While Inland Marine insurance covers property in transit over land or via inland waterways, Ocean Marine focuses on vessels, their cargo, and the legal liabilities that arise from operating a ship. Because these risks are often global and unique, the policies frequently use specialized terminology that differs from standard property or casualty forms. To prepare for your exam, make sure to review these concepts through practice Commercial questions.
The Three Implied Warranties
In Ocean Marine insurance, certain conditions are so fundamental that they do not even need to be written into the policy to be enforceable. These are known as Implied Warranties. If any of these are breached, the insurer may void the coverage entirely.
- Seaworthiness: The shipowner warrants that the vessel is fit for the specific voyage intended. This includes having a competent crew, necessary supplies, and a sound hull.
- Legality: The purpose of the voyage must be legal. If a ship is carrying contraband or engaging in illegal trade, the insurance is void.
- No Deviation: The vessel must follow the most direct and customary route. A voluntary change in the course of the voyage without a valid reason (such as avoiding a storm or saving lives) voids the coverage.
Primary Ocean Marine Coverages
| Feature | Coverage Type | What it Protects |
|---|---|---|
| Hull Insurance | Physical damage to the vessel itself, including machinery and fuel. | |
| Cargo Insurance | The goods being transported; can be written as 'Open' or 'Trip' transit. | |
| Freight Insurance | Protects the shipowner against the loss of shipping charges if cargo is not delivered. | |
| Protection & Indemnity (P&I) | Liability coverage for bodily injury, property damage, and worker compensation for crew. |
Hull Insurance and the 'Running Down' Clause
Hull Insurance is property coverage for the ship. It is typically written on a 'valued' basis, meaning the insurer and the insured agree on the vessel's value at the start of the policy. If the ship is a total loss, the insurer pays that agreed amount.
A unique feature of Hull insurance is the Collision Liability Clause, also known as the Running Down Clause (RDC). This clause provides a degree of liability coverage. If the insured vessel strikes another ship, the RDC covers the damage to the *other* ship and its cargo. However, it specifically excludes coverage for bodily injury, loss of life, or damage to piers and docks; those risks are handled by Protection and Indemnity (P&I) coverage.

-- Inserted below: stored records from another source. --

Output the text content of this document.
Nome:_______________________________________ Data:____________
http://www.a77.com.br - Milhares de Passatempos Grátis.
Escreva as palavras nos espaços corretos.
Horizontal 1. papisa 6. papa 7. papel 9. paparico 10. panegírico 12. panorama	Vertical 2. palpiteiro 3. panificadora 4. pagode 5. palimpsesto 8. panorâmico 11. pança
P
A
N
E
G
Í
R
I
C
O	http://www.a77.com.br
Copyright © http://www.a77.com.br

Key Maritime Perils and Terms
Loss Settlements: General Average vs. Particular Average
In Ocean Marine, the word 'Average' refers to a partial loss. Understanding the difference between General and Particular Average is a frequent exam topic.
General Average occurs when a voluntary sacrifice is made to save the entire venture from a common peril. For example, if a ship is sinking and the captain orders a portion of the cargo jettisoned to lighten the load, all parties (the shipowner and all cargo owners) share the cost of that loss proportionately.
Particular Average is a partial loss that does not involve a general sacrifice. If a crate of electronics is damaged by water leaking through a hatch, that loss is borne solely by the owner of those electronics (or their insurer). There is no sharing of the loss among other parties.